It's easy to see the downsides in such a skill set. If you're going fast, you make mistakes (which commenters graciously point out with vim and vigor). You do not independently verify everything you write about. You do not develop the same basic skillset as a reporter. Scoops are not your holy grail. Plus, because you are fundamentally in the distribution game, you get to know the icky quantified insides of web ecology and psychology a bit too well.

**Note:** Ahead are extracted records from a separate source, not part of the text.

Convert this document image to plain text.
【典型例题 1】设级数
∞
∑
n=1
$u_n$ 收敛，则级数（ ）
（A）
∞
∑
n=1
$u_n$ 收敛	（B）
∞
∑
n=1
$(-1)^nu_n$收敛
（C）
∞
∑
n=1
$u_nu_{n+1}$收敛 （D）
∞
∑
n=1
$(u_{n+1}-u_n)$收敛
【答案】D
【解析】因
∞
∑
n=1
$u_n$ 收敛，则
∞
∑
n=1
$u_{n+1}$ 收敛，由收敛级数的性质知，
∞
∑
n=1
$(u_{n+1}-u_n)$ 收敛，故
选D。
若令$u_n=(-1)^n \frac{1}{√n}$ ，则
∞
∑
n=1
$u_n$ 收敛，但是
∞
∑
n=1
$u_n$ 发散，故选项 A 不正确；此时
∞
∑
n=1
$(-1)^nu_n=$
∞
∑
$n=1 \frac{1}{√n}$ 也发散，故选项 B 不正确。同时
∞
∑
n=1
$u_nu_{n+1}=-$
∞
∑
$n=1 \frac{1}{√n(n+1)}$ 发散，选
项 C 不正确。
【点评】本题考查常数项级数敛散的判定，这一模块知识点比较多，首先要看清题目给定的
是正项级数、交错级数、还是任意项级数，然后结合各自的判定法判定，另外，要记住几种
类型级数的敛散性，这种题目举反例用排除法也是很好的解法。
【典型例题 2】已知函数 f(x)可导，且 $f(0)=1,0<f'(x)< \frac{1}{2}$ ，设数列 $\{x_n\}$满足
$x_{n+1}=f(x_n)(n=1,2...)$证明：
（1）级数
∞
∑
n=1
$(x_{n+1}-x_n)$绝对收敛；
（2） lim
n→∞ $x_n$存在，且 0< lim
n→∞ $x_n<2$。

But what about the good stuff? Surely, the best of the aggregators out there are learning some fascinating things about how to be good online and all of them are training themselves into certain habits of thought. Our own Rebecca Greenfield mentioned this to me this morning when she read about Fareed Zakaria's liberal take on sourcing quotes in his book. As told to the Washington Post:
"As I write explicitly [in the book], this is not an academic work where everything has to be acknowledged and footnoted," his said. The book contains "hundreds" of comments and quotes that aren't attributed because doing so, in context, would "interrupt the flow for the reader," he said.
He compared his technique to other popular non-fiction authors. "Please look at other books in this genre and you will notice that I'm following standard practice," he said.
Let's put aside the assertion that people do not attribute quotes they did not hear with their own ears in any way in popular non-fiction books as a matter of debate (and annoyance to those of us who did labor at putting in hundreds of end notes).
"On the web, we're a lot of things, but you would never lift a quote and not provide a link or a source. It's just bizarre," Greenfield said to me. "Maybe it has to do with the idea that you would so obviously be caught, but it's also just how the job works."
An unsourced quote might pop up on Tumblr, but it would not happen with pro aggregators. Why? First, there are the ethical norms. Second, you'd get caught, by your commenters if no one else. But third -- and I'd argue most importantly, half the value the aggregator is providing is the quote and the other half is where it came from; a bunch of unsourced quotes would just not generate much interest or traffic. You think I'm kidding? Look at Gawker's top stories today. Every one of them (I clicked on a dozen) contains a source link and attribution. Same goes for The Wire.
Counterintuitively, we're training our aggregators to recognize the value in other people's work (and brands). We're telling them, "You're as good as the people you link to."
And that's the opposite of how print editors have traditionally thought. It's an enduringly great attribute of print magazines that they rigorously fact-check their writing. But references to other publications are regularly stripped out of text headed to publication whenever possible at every magazine I know of. And man, how many bloggers out there have written a great story only to see the Wall Street Journal (or the Times or Newsweek, etc) rip off the idea and execution without so much as a hat tip?* If that's your journalistic upbringing, of course you wouldn't worry about using an uncited quote here or there.